For the present work, we delimited connectivity modules using a heuristic algorithm based on short random-walks. The algorithm performs short random walks (steps = 3) through the network, which defines a distance matrix that is then analyzed using a clustering tool that search for the partition having maximum value for the optimal function Q (or modularity)37. For further details on the method as applied to anatomical networks see Esteve-Altava12,13. The expected error of Q can then be calculated using a jackknife approach where each link is treated as an independent observation. For completeness, we also assessed the statistical significance of the individual modules delimited using a Wilcoxon rank-sum test comparing modules’ internal versus external connections. The null hypothesis being that the nodes of a module are equally connected to nodes within and outside the module; the alternative hypothesis being that nodes in a module are more connected among them than to other nodes outside, which follows the general definition of connectivity module as a group of nodes more densely connected among them than to other nodes outside their module.
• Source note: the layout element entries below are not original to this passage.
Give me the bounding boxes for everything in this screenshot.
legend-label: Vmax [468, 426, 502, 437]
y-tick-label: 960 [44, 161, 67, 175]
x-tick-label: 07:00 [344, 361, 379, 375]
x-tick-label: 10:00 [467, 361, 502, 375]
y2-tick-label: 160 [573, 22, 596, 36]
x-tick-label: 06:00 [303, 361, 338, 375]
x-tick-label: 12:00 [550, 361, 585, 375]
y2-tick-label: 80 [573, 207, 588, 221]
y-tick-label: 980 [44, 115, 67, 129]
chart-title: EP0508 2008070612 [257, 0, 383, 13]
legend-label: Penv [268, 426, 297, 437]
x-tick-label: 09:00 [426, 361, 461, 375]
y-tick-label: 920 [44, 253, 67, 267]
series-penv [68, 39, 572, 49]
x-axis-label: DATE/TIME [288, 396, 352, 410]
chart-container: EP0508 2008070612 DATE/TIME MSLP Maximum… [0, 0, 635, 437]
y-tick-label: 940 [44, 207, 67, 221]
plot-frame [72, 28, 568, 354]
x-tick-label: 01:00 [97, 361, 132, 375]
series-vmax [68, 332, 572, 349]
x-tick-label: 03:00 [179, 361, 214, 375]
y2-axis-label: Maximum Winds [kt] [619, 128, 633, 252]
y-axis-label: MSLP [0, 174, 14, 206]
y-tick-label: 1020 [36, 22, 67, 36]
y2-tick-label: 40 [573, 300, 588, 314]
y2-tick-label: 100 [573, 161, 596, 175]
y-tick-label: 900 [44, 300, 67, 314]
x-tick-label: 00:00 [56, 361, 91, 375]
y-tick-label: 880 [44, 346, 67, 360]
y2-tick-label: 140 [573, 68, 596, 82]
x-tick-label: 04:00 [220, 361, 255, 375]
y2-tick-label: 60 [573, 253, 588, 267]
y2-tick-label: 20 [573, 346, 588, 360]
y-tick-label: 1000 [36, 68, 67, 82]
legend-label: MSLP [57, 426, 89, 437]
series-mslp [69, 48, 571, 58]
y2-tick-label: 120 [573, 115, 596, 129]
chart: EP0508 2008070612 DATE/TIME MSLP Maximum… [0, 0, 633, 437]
Rejecting the null hypothesis entails that the module delimited by the algorithm departs in a significant way of what would be expected at random. However, it is important to note that in some cases the nodes found by means of connectivity patterns would have a number of nodes too small for such statistical tests to detect a significant difference. Thus, one cannot just relay on the statistical significance to interpret the biological significance or meaning of the modules found by network algorithms.